Isto não significa que estou a defender a constituição de turmas de nível, bem pelo contrário!

«« disse...

Cara Colega Clementina, o seu artigo está óptimo, apesar do meu desacordo com as turmas de nível, é importante que se diga que a escola de hoje alimenta a mediocridade, é uma escola para falhados e podia ser melhor, senão vejamos:

- porquê se dá apoio a um jovem que tem cinco (de 0 a 20) e o ano perdido e não se dá apoio a um outro que tem 18 e quer chegar ao 20?

- porquê se criam estigmas quanto às condições de progressão sem abrir excepções para os alunos que sem serem bons a português e a Matemática, são autênticos “génios” nas outras coisas;

- Porquê se teima em ensinar o Camões e outros a alunos que na sua maioria não têm maturidade para isso;

- é importante saber ler português, saber interpretar o português, não acho que seja importante a diarreia intelectual dos autores do passado que um número imenso (será de velhos do Restelo?) teima em prepetuar, fazendo daquela disciplina um autentico massacre?

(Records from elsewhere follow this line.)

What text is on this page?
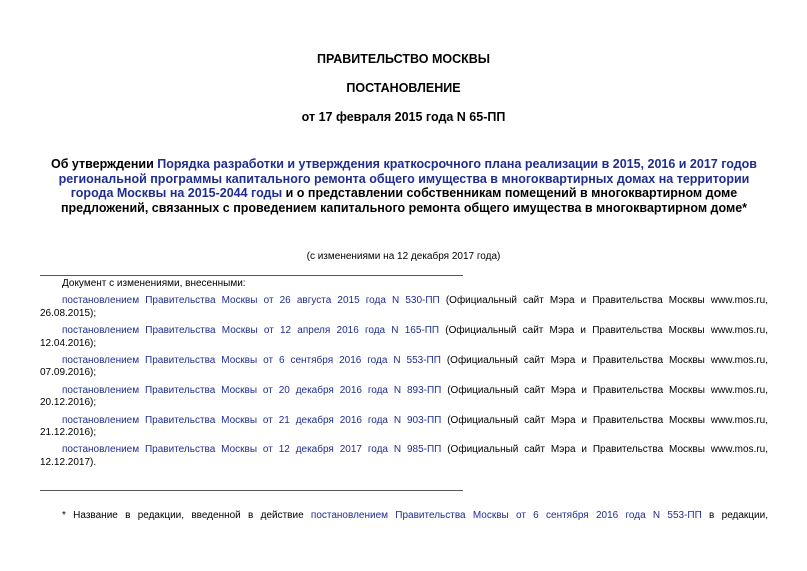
ПРАВИТЕЛЬСТВО МОСКВЫ
ПОСТАНОВЛЕНИЕ
от 17 февраля 2015 года N 65-ПП
Об утверждении Порядка разработки и утверждения краткосрочного плана реализации в 2015, 2016 и 2017 годов региональной программы капитального ремонта общего имущества в многоквартирных домах на территории города Москвы на 2015-2044 годы и о представлении собственникам помещений в многоквартирном доме предложений, связанных с проведением капитального ремонта общего имущества в многоквартирном доме*
(с изменениями на 12 декабря 2017 года)
Документ с изменениями, внесенными:
постановлением Правительства Москвы от 26 августа 2015 года N 530-ПП (Официальный сайт Мэра и Правительства Москвы www.mos.ru, 26.08.2015);
постановлением Правительства Москвы от 12 апреля 2016 года N 165-ПП (Официальный сайт Мэра и Правительства Москвы www.mos.ru, 12.04.2016);
постановлением Правительства Москвы от 6 сентября 2016 года N 553-ПП (Официальный сайт Мэра и Правительства Москвы www.mos.ru, 07.09.2016);
постановлением Правительства Москвы от 20 декабря 2016 года N 893-ПП (Официальный сайт Мэра и Правительства Москвы www.mos.ru, 20.12.2016);
постановлением Правительства Москвы от 21 декабря 2016 года N 903-ПП (Официальный сайт Мэра и Правительства Москвы www.mos.ru, 21.12.2016);
постановлением Правительства Москвы от 12 декабря 2017 года N 985-ПП (Официальный сайт Мэра и Правительства Москвы www.mos.ru, 12.12.2017).
* Название в редакции, введенной в действие постановлением Правительства Москвы от 6 сентября 2016 года N 553-ПП в редакции,
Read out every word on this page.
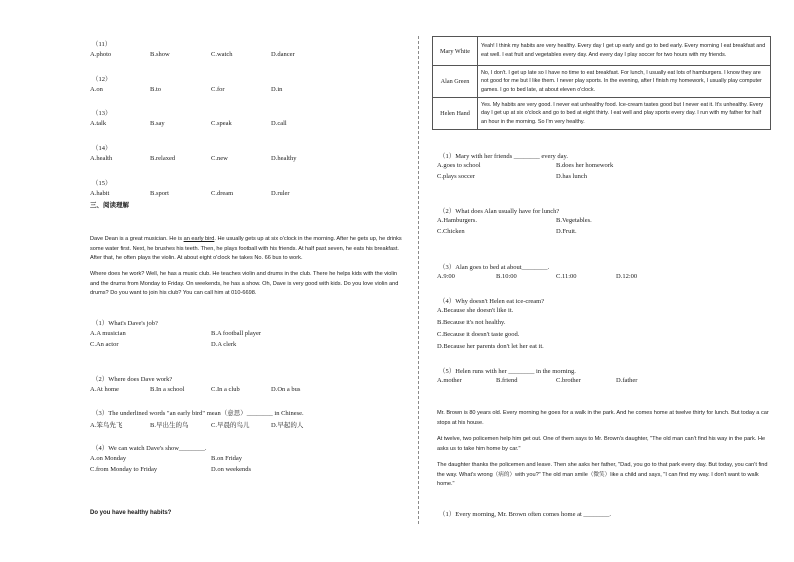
（11）
A.photo	B.show	C.watch	D.dancer
（12）
A.on	B.to	C.for	D.in
（13）
A.talk	B.say	C.speak	D.call
（14）
A.health	B.relaxed	C.new	D.healthy
（15）
A.habit	B.sport	C.dream	D.ruler
三、阅读理解
Dave Dean is a great musician. He is an early bird. He usually gets up at six o'clock in the morning. After he gets up, he drinks some water first. Next, he brushes his teeth. Then, he plays football with his friends. At half past seven, he eats his breakfast. After that, he often plays the violin. At about eight o'clock he takes No. 66 bus to work.
Where does he work? Well, he has a music club. He teaches violin and drums in the club. There he helps kids with the violin and the drums from Monday to Friday. On weekends, he has a show. Oh, Dave is very good with kids. Do you love violin and drums? Do you want to join his club? You can call him at 010-6698.
（1）What's Dave's job?
A.A musician	B.A football player
C.An actor	D.A clerk
（2）Where does Dave work?
A.At home	B.In a school	C.In a club	D.On a bus
（3）The underlined words "an early bird" mean（意思）________ in Chinese.
A.笨鸟先飞	B.早出生的鸟	C.早晨的鸟儿	D.早起的人
（4）We can watch Dave's show________.
A.on Monday	B.on Friday
C.from Monday to Friday	D.on weekends
Do you have healthy habits?
Mary White	Yeah! I think my habits are very healthy. Every day I get up early and go to bed early. Every morning I eat breakfast and eat well. I eat fruit and vegetables every day. And every day I play soccer for two hours with my friends.
Alan Green	No, I don't. I get up late so I have no time to eat breakfast. For lunch, I usually eat lots of hamburgers. I know they are not good for me but I like them. I never play sports. In the evening, after I finish my homework, I usually play computer games. I go to bed late, at about eleven o'clock.
Helen Hand	Yes. My habits are very good. I never eat unhealthy food. Ice-cream tastes good but I never eat it. It's unhealthy. Every day I get up at six o'clock and go to bed at eight thirty. I eat well and play sports every day. I run with my father for half an hour in the morning. So I'm very healthy.
（1）Mary with her friends ________ every day.
A.goes to school	B.does her homework
C.plays soccer	D.has lunch
（2）What does Alan usually have for lunch?
A.Hamburgers.	B.Vegetables.
C.Chicken	D.Fruit.
（3）Alan goes to bed at about________.
A.9:00	B.10:00	C.11:00	D.12:00
（4）Why doesn't Helen eat ice-cream?
A.Because she doesn't like it.
B.Because it's not healthy.
C.Because it doesn't taste good.
D.Because her parents don't let her eat it.
（5）Helen runs with her ________ in the morning.
A.mother	B.friend	C.brother	D.father
Mr. Brown is 80 years old. Every morning he goes for a walk in the park. And he comes home at twelve thirty for lunch. But today a car stops at his house.
At twelve, two policemen help him get out. One of them says to Mr. Brown's daughter, "The old man can't find his way in the park. He asks us to take him home by car."
The daughter thanks the policemen and leave. Then she asks her father, "Dad, you go to that park every day. But today, you can't find the way. What's wrong（病的）with you?" The old man smile（微笑）like a child and says, "I can find my way. I don't want to walk home."
（1）Every morning, Mr. Brown often comes home at ________.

- porquê se teima em fazer exames de grau de dificuldade incrível e despropositados para o nível de ensino da escola real (e depois só se acusa os governantes de autismo, mas os que fazem exames não ficam em nada atrás);

…. Enfim muitos porquês andam por aí, discordo que a escola não esteja em mutação, discordo mesmo e a maior mudança foi torná-la o templo da instrução, deixando as questões da educação para “ninguém”, assassinou-se o currículo oculto sob o argumento que os putos não podiam ficar parados, daqui a uns anos teremos os autómatos sociais, óptimos para os patrões manipularem, óptimo para os governantes dizerem como o ministro das finanças que assume que o facto do estado ter gasto mal 140 milhões de contos é uma ninharia….por tudo isto parabéns pelo seu texto, apesar das discordâncias..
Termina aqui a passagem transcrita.